Sporting a gold paint job that's well up to this maker's usual exemplary standard, the well balanced body is borrowed straight from the G3 bass, with the same curved profile and quite squat, exaggerated offset-waist styling. This is embellished by chrome tubes which create the necessary horns (or tusks, more like), the left one long and outwardly curving, while its treble-side partner is appreciably stunted and quite straight in comparison. Stretching a point I feel the latter would benefit by being a bit longer. allowing the curve to develop a little for a better aesthetic match to its companion, while also offering more anchorage on the leg, as the G4 does tend to slide backwards when played sitting down.

Like other models in the current range, the baritone's pickups are Gus Tube single-coils and the controls are topped by metal knobs made in house. The bridge/tailpiece is equally own grown - a clever concoction comprising a recessed solid baseplate supporting six chunky saddles, each fully adjustable via access on the underside. Also round the back is the novel and neat raised jack socket. another typical Gus fitting, while Schaller Straplok buttons complete the component picture.
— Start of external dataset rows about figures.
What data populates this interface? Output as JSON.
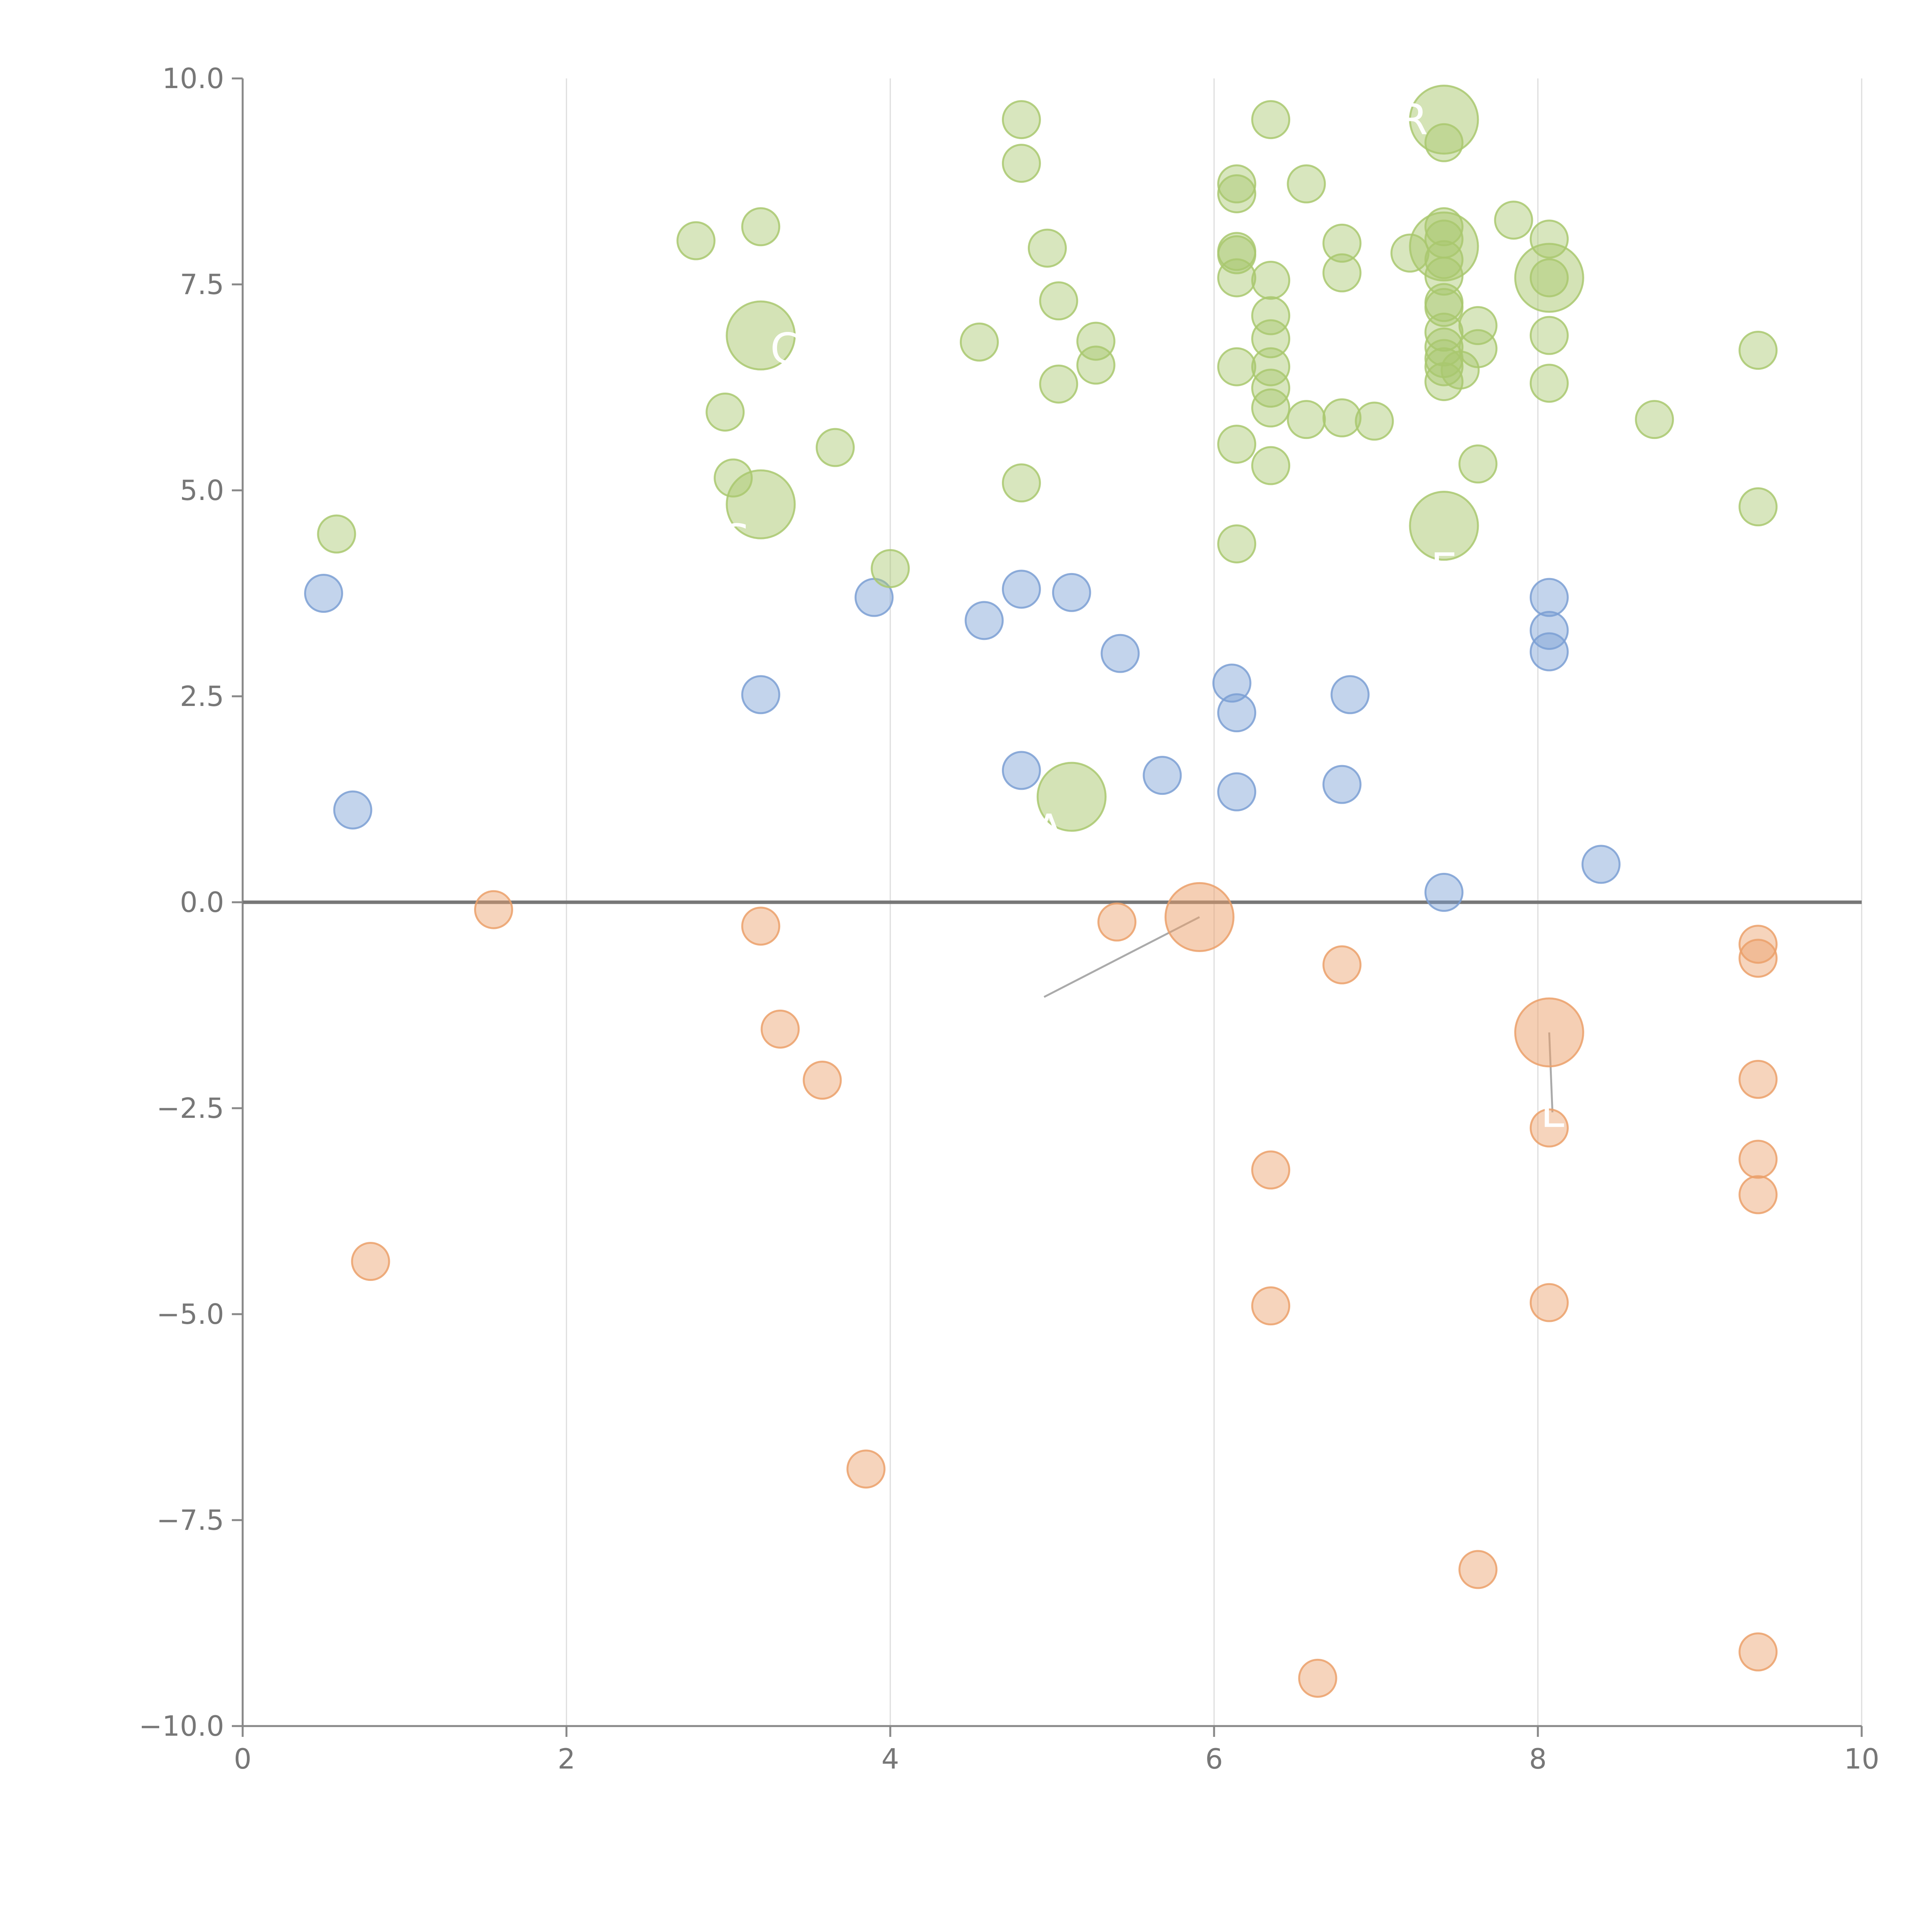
{
  "colors": {
    "blue": "#7b9fd4",
    "orange": "#eba06a",
    "green": "#a9c86e",
    "axis": "#888888",
    "grid": "#dddddd",
    "zero": "#777777",
    "text": "#777777"
  },
  "chart_data": {
    "type": "scatter",
    "title": "",
    "xlabel": "",
    "ylabel": "",
    "xlim": [
      0,
      10
    ],
    "ylim": [
      -10,
      10
    ],
    "x_ticks": [
      0,
      2,
      4,
      6,
      8,
      10
    ],
    "y_ticks": [
      -10,
      -7.5,
      -5,
      -2.5,
      0,
      2.5,
      5,
      7.5,
      10
    ],
    "x_tick_labels": [
      "0",
      "2",
      "4",
      "6",
      "8",
      "10"
    ],
    "y_tick_labels": [
      "−10.0",
      "−7.5",
      "−5.0",
      "−2.5",
      "0.0",
      "2.5",
      "5.0",
      "7.5",
      "10.0"
    ],
    "grid": "vertical",
    "zero_line": true,
    "series": [
      {
        "name": "blue",
        "color": "#7b9fd4",
        "points": [
          [
            0.5,
            3.75
          ],
          [
            0.68,
            1.12
          ],
          [
            3.2,
            2.52
          ],
          [
            3.9,
            3.7
          ],
          [
            4.58,
            3.42
          ],
          [
            4.81,
            3.8
          ],
          [
            5.12,
            3.76
          ],
          [
            4.81,
            1.6
          ],
          [
            5.42,
            3.02
          ],
          [
            5.68,
            1.54
          ],
          [
            6.11,
            2.66
          ],
          [
            6.14,
            2.3
          ],
          [
            6.14,
            1.34
          ],
          [
            6.79,
            1.43
          ],
          [
            6.84,
            2.52
          ],
          [
            7.42,
            0.12
          ],
          [
            8.07,
            3.7
          ],
          [
            8.07,
            3.3
          ],
          [
            8.07,
            3.04
          ],
          [
            8.39,
            0.46
          ]
        ]
      },
      {
        "name": "orange",
        "color": "#eba06a",
        "points": [
          [
            0.79,
            -4.36
          ],
          [
            1.55,
            -0.09
          ],
          [
            3.2,
            -0.29
          ],
          [
            3.32,
            -1.54
          ],
          [
            3.58,
            -2.16
          ],
          [
            3.85,
            -6.88
          ],
          [
            5.4,
            -0.24
          ],
          [
            6.35,
            -3.25
          ],
          [
            6.35,
            -4.9
          ],
          [
            6.64,
            -9.42
          ],
          [
            6.79,
            -0.76
          ],
          [
            7.63,
            -8.1
          ],
          [
            8.07,
            -2.74
          ],
          [
            8.07,
            -4.86
          ],
          [
            9.36,
            -0.51
          ],
          [
            9.36,
            -0.68
          ],
          [
            9.36,
            -2.15
          ],
          [
            9.36,
            -3.12
          ],
          [
            9.36,
            -3.55
          ],
          [
            9.36,
            -9.1
          ]
        ]
      },
      {
        "name": "green",
        "color": "#a9c86e",
        "points": [
          [
            0.58,
            4.47
          ],
          [
            2.8,
            8.03
          ],
          [
            3.2,
            8.2
          ],
          [
            2.98,
            5.95
          ],
          [
            3.03,
            5.15
          ],
          [
            3.66,
            5.52
          ],
          [
            4.0,
            4.05
          ],
          [
            4.55,
            6.8
          ],
          [
            4.81,
            9.5
          ],
          [
            4.81,
            8.97
          ],
          [
            4.81,
            5.09
          ],
          [
            4.97,
            7.94
          ],
          [
            5.04,
            7.3
          ],
          [
            5.04,
            6.29
          ],
          [
            5.27,
            6.81
          ],
          [
            5.27,
            6.52
          ],
          [
            6.14,
            8.72
          ],
          [
            6.14,
            8.6
          ],
          [
            6.14,
            7.9
          ],
          [
            6.14,
            7.86
          ],
          [
            6.14,
            7.58
          ],
          [
            6.14,
            6.5
          ],
          [
            6.14,
            5.56
          ],
          [
            6.14,
            4.35
          ],
          [
            6.35,
            9.5
          ],
          [
            6.35,
            7.55
          ],
          [
            6.35,
            7.12
          ],
          [
            6.35,
            6.84
          ],
          [
            6.35,
            6.5
          ],
          [
            6.35,
            6.24
          ],
          [
            6.35,
            6.0
          ],
          [
            6.35,
            5.3
          ],
          [
            6.57,
            8.72
          ],
          [
            6.57,
            5.86
          ],
          [
            6.79,
            8.0
          ],
          [
            6.79,
            7.64
          ],
          [
            6.79,
            5.88
          ],
          [
            6.99,
            5.84
          ],
          [
            7.21,
            7.88
          ],
          [
            7.42,
            9.22
          ],
          [
            7.42,
            8.2
          ],
          [
            7.42,
            8.05
          ],
          [
            7.42,
            7.8
          ],
          [
            7.42,
            7.6
          ],
          [
            7.42,
            7.28
          ],
          [
            7.42,
            7.22
          ],
          [
            7.42,
            6.92
          ],
          [
            7.42,
            6.74
          ],
          [
            7.42,
            6.6
          ],
          [
            7.42,
            6.5
          ],
          [
            7.42,
            6.32
          ],
          [
            7.52,
            6.46
          ],
          [
            7.63,
            7.0
          ],
          [
            7.63,
            6.72
          ],
          [
            7.63,
            5.32
          ],
          [
            7.85,
            8.28
          ],
          [
            8.07,
            8.05
          ],
          [
            8.07,
            7.58
          ],
          [
            8.07,
            6.88
          ],
          [
            8.07,
            6.3
          ],
          [
            8.72,
            5.86
          ],
          [
            9.36,
            6.7
          ],
          [
            9.36,
            4.8
          ]
        ]
      }
    ],
    "highlighted": [
      {
        "x": 5.91,
        "y": -0.18,
        "color": "#eba06a",
        "label": "",
        "label_x": 4.95,
        "label_y": -1.15
      },
      {
        "x": 8.07,
        "y": -1.58,
        "color": "#eba06a",
        "label": "L",
        "label_x": 8.09,
        "label_y": -2.55
      },
      {
        "x": 5.12,
        "y": 1.28,
        "color": "#a9c86e",
        "label": "A",
        "label_x": 4.98,
        "label_y": 0.88
      },
      {
        "x": 3.2,
        "y": 4.83,
        "color": "#a9c86e",
        "label": "S",
        "label_x": 3.05,
        "label_y": 4.4
      },
      {
        "x": 3.2,
        "y": 6.88,
        "color": "#a9c86e",
        "label": "C",
        "label_x": 3.35,
        "label_y": 6.72
      },
      {
        "x": 7.42,
        "y": 4.57,
        "color": "#a9c86e",
        "label": "E",
        "label_x": 7.42,
        "label_y": 4.05
      },
      {
        "x": 7.42,
        "y": 9.5,
        "color": "#a9c86e",
        "label": "R",
        "label_x": 7.23,
        "label_y": 9.5
      },
      {
        "x": 7.42,
        "y": 7.96,
        "color": "#a9c86e",
        "label": "",
        "label_x": 7.72,
        "label_y": 8.45
      },
      {
        "x": 8.07,
        "y": 7.58,
        "color": "#a9c86e",
        "label": "",
        "label_x": 8.32,
        "label_y": 7.5
      }
    ]
  }
}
Overall string spacing is only about 5mm wider than the average six-string electric, but the extra air makes it feel more, which doesn't exactly encourage chord work or subtle lead lines. Instead, the G4 seems better suited to forceful riffing and stands up well to a heavy right hand, in other words an empathy with bass-orientated playing styles.
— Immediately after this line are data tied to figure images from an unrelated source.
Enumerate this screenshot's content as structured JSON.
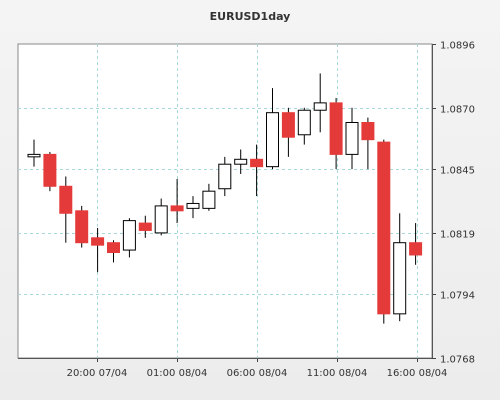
{
  "chart_data": {
    "type": "candlestick",
    "title": "EURUSD1day",
    "x_tick_labels": [
      "20:00 07/04",
      "01:00 08/04",
      "06:00 08/04",
      "11:00 08/04",
      "16:00 08/04"
    ],
    "y_tick_labels": [
      "1.0896",
      "1.0870",
      "1.0845",
      "1.0819",
      "1.0794",
      "1.0768"
    ],
    "y_ticks": [
      1.0896,
      1.087,
      1.0845,
      1.0819,
      1.0794,
      1.0768
    ],
    "ylim": [
      1.0768,
      1.0896
    ],
    "grid": true,
    "colors": {
      "bullish": "#ffffff",
      "bearish": "#e53a3a",
      "outline": "#000000",
      "grid": "#a8d8d8",
      "plot_bg": "#ffffff"
    },
    "candles": [
      {
        "open": 1.085,
        "high": 1.0857,
        "low": 1.0846,
        "close": 1.0851
      },
      {
        "open": 1.0851,
        "high": 1.0852,
        "low": 1.0836,
        "close": 1.0838
      },
      {
        "open": 1.0838,
        "high": 1.0842,
        "low": 1.0815,
        "close": 1.0827
      },
      {
        "open": 1.0828,
        "high": 1.083,
        "low": 1.0813,
        "close": 1.0815
      },
      {
        "open": 1.0817,
        "high": 1.0821,
        "low": 1.0803,
        "close": 1.0814
      },
      {
        "open": 1.0815,
        "high": 1.0816,
        "low": 1.0807,
        "close": 1.0811
      },
      {
        "open": 1.0812,
        "high": 1.0825,
        "low": 1.0809,
        "close": 1.0824
      },
      {
        "open": 1.0823,
        "high": 1.0826,
        "low": 1.0817,
        "close": 1.082
      },
      {
        "open": 1.0819,
        "high": 1.0833,
        "low": 1.0818,
        "close": 1.083
      },
      {
        "open": 1.083,
        "high": 1.0841,
        "low": 1.0823,
        "close": 1.0828
      },
      {
        "open": 1.0829,
        "high": 1.0834,
        "low": 1.0825,
        "close": 1.0831
      },
      {
        "open": 1.0829,
        "high": 1.0839,
        "low": 1.0828,
        "close": 1.0836
      },
      {
        "open": 1.0837,
        "high": 1.085,
        "low": 1.0834,
        "close": 1.0847
      },
      {
        "open": 1.0847,
        "high": 1.0853,
        "low": 1.0843,
        "close": 1.0849
      },
      {
        "open": 1.0849,
        "high": 1.0855,
        "low": 1.0834,
        "close": 1.0846
      },
      {
        "open": 1.0846,
        "high": 1.0878,
        "low": 1.0845,
        "close": 1.0868
      },
      {
        "open": 1.0868,
        "high": 1.087,
        "low": 1.085,
        "close": 1.0858
      },
      {
        "open": 1.0859,
        "high": 1.087,
        "low": 1.0855,
        "close": 1.0869
      },
      {
        "open": 1.0869,
        "high": 1.0884,
        "low": 1.086,
        "close": 1.0872
      },
      {
        "open": 1.0872,
        "high": 1.0874,
        "low": 1.0845,
        "close": 1.0851
      },
      {
        "open": 1.0851,
        "high": 1.087,
        "low": 1.0845,
        "close": 1.0864
      },
      {
        "open": 1.0864,
        "high": 1.0866,
        "low": 1.0845,
        "close": 1.0857
      },
      {
        "open": 1.0856,
        "high": 1.0857,
        "low": 1.0782,
        "close": 1.0786
      },
      {
        "open": 1.0786,
        "high": 1.0827,
        "low": 1.0783,
        "close": 1.0815
      },
      {
        "open": 1.0815,
        "high": 1.0823,
        "low": 1.0806,
        "close": 1.081
      }
    ]
  }
}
As on the G3, the rotary switch provides the usual either pickup or both-on positIons, plus a fourth setting which combines the single-coils in humbucking mode. Each option offers a distinctive tonality - from deep-throated growl through to brash and twangy bark - all different but equally usable in a baritone context, and with a consistent degree of appreciable poke.

Suitable amplification is a must- don't expect any such low-strung six to be at its best through a bog-standard cheapo guitar combo. More watts, extra headroom and a bigger speaker are prime requisites - very much as for a bass in fact - but the top end needs covering adequately too.

The G4 flies the baritone flag in typically eye-catching Gus fashion, but as always this maker's left-field visuals are backed up by immaculate build standards and powerful performance abilities. Specific features of the review model do seem bassist-friendly, and contribute to what is quite a demanding instrument. The guitar-orientated alternative could prove an easier proposition for some, but there's no denying this version really delivers the goods in a physically satisfying sort of way, and this is matched by impressively sizeable sounds. Like the looks, the asking price tag will tend to restrict interest in an obviously niche market model, but in this case such money buys the added value alliance of no-compromise quality and super-strong individuality.